Prep 10 mins
Cook 25 mins
"This recipe actually calls for Breasts, but I used thighs and they were moist and luscious! Goes well with steamed Basamati Rice."
- 2 1⁄2 tablespoons fresh ginger
- 2 tablespoons garlic
- 1⁄8 teaspoon crushed red pepper flakes
- boneless skinless chicken thighs
- 1⁄2 cup flour
- salt and pepper, to season flour, to taste
- 2 tablespoons olive oil
- 4 tablespoons soy sauce
- 1⁄2 cup brown sugar
- 1⁄2 cup white wine vinegar
- 1 teaspoon fish sauce (optional) or 1 teaspoon anchovy paste (optional)
- Combine the gingerroot, garlic and red pepper flakes in a cup and set aside.
- Mix flour with salt and pepper to taste and dredge chicken pieces in this.
- Heat the olive oil in a large skillet.
- Saute the chicken until browned on both sides and cooked through.
- Remove the chicken and put in a warm dish, set aside in low oven to keep warm.
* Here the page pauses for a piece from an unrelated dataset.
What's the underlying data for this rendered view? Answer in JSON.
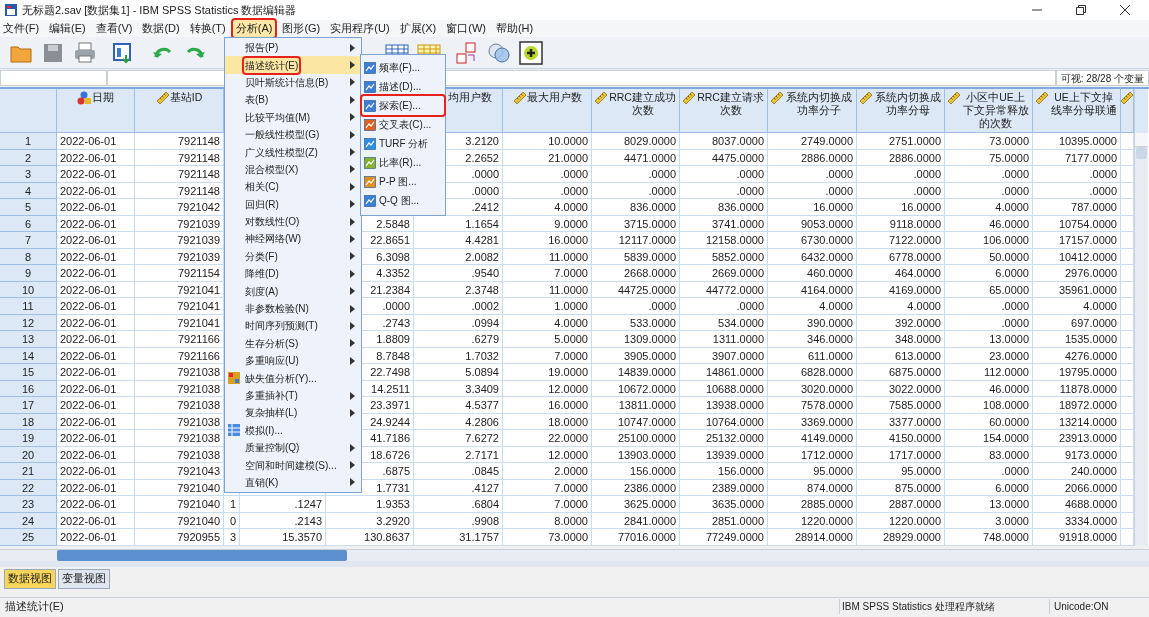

- Add the ginger-garlic mixture to the skillet and saute until lightly browned.
- Add the soy sauce, brown sugar, vinegar and fish sauce (if using).
- Bring the mixture to a boil.
- Reduce the heat and simmer, stirring frequently, until the sauce reduces and thickens.
- Pour the sauce over the chicken pieces in the warm serving dish and keep warm until ready to serve.
- Trim and shred the sugar snap peas diagonally.